La UCR tiene derecho a reclamar para el próximo turno un gobernador de su signo partidario. Pero los socialistas también tienen ese derecho. ¿Todos tienen derecho? Por supuesto. Cada partido tiene derecho a presentar su candidato. En cambio, a lo que nadie tiene derecho es a romer las reglas de juego, es decir, a suponer que el Frente Progresista es una propiedad personal.

Es importante destacarlo una vez más: el Frente es una construcción colectiva y pluralista. Es de todos y no es de nadie. Como en toda construcción política hay dirigentes más importantes que otros, pero esa importancia no promueve privilegios sino responsabilidades. Los liderazgos existen y son bienvenidos a condición de que sean democráticos. No hay Frente Progresista con liderazgos cesaristas o decisionistas, como no hay Frente Progesista sin partidos orgánicos unidos en una estrategia común.

Siempre es deseable el consenso, pero no siempre el consenso es posible, sobre todo cuando se sabe que el sillón del gobernador es para una sola persona. Si no hay consenso, lo que se impone es la interna. Ciertos políticos le tienen terror a la interna. Prefieren el acuerdo discreto de las cúpulas, que es legítimo, por supuesto, salvo cuando se lo presenta como el exclusivo recurso para proclamar candidaturas.

Las internas se inventaron como alternativa superadora de los sistemas políticos cerrados. Pluralismo e interna partidaria llegaron en su momento a ser sinónimos. Se sabe que cuando las internas se trasnforman en internismo es porque el debate ha sido desplazado por la ambición personal, pero para tranquilizar a los más nerviosos, bueno es advertir que en la Argentina los problemas partidarios no provienen de las internas sino de la falta de internas, lo que es decir la falta de debate y participación ciudadana.

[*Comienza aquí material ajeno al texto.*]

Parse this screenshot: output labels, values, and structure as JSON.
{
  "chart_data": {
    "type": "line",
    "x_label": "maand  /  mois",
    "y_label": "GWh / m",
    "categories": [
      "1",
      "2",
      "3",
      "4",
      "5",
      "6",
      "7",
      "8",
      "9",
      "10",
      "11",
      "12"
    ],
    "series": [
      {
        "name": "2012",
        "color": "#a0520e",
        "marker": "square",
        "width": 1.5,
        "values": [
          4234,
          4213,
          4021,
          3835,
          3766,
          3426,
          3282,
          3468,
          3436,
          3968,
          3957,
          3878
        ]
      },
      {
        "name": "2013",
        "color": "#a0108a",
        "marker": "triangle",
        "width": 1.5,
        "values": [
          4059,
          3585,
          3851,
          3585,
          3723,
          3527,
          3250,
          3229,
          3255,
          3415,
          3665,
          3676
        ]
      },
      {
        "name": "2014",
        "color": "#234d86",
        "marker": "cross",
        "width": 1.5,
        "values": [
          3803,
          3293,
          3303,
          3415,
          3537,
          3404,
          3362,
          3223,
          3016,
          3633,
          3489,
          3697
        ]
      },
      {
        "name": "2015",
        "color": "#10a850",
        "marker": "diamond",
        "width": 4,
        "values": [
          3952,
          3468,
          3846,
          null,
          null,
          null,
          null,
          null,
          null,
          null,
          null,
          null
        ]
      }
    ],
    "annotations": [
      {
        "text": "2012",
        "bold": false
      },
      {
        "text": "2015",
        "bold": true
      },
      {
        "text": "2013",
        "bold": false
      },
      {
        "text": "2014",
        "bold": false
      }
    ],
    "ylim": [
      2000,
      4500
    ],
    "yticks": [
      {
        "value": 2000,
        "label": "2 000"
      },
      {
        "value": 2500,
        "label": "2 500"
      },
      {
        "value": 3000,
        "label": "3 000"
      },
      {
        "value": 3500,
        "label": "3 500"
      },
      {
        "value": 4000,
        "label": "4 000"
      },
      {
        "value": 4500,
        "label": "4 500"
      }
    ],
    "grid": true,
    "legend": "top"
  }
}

El Frente Progresista se constituyó sobre un conjunto de certezas, pero también sobre un número indeterminado de dudas e incertidumbres. Estas experiencias trascendentales no se hacen con recetas sino experimentando, acertando y equivocándose. Las grandes experiencias sociales están sometidas a estas exigencias. Construir acuerdos, unir voluntades, forjar esperanzas, nunca es fácil.

Por lo pronto, los candidatos que disputan la precandidatura para el cargo de gobernador en las elecciones de 2011 son excelentes. Se trata de Barletta, Bonfatti y Giustiniani, hombres con historias y compromisos, y con un definido perfil reformista. El voto de los ciudadanos decidirá cuál de ellos será al fin el candidato, pero desde ya digo que cualquiera que fuera, el Frente Progresista estará bien representado.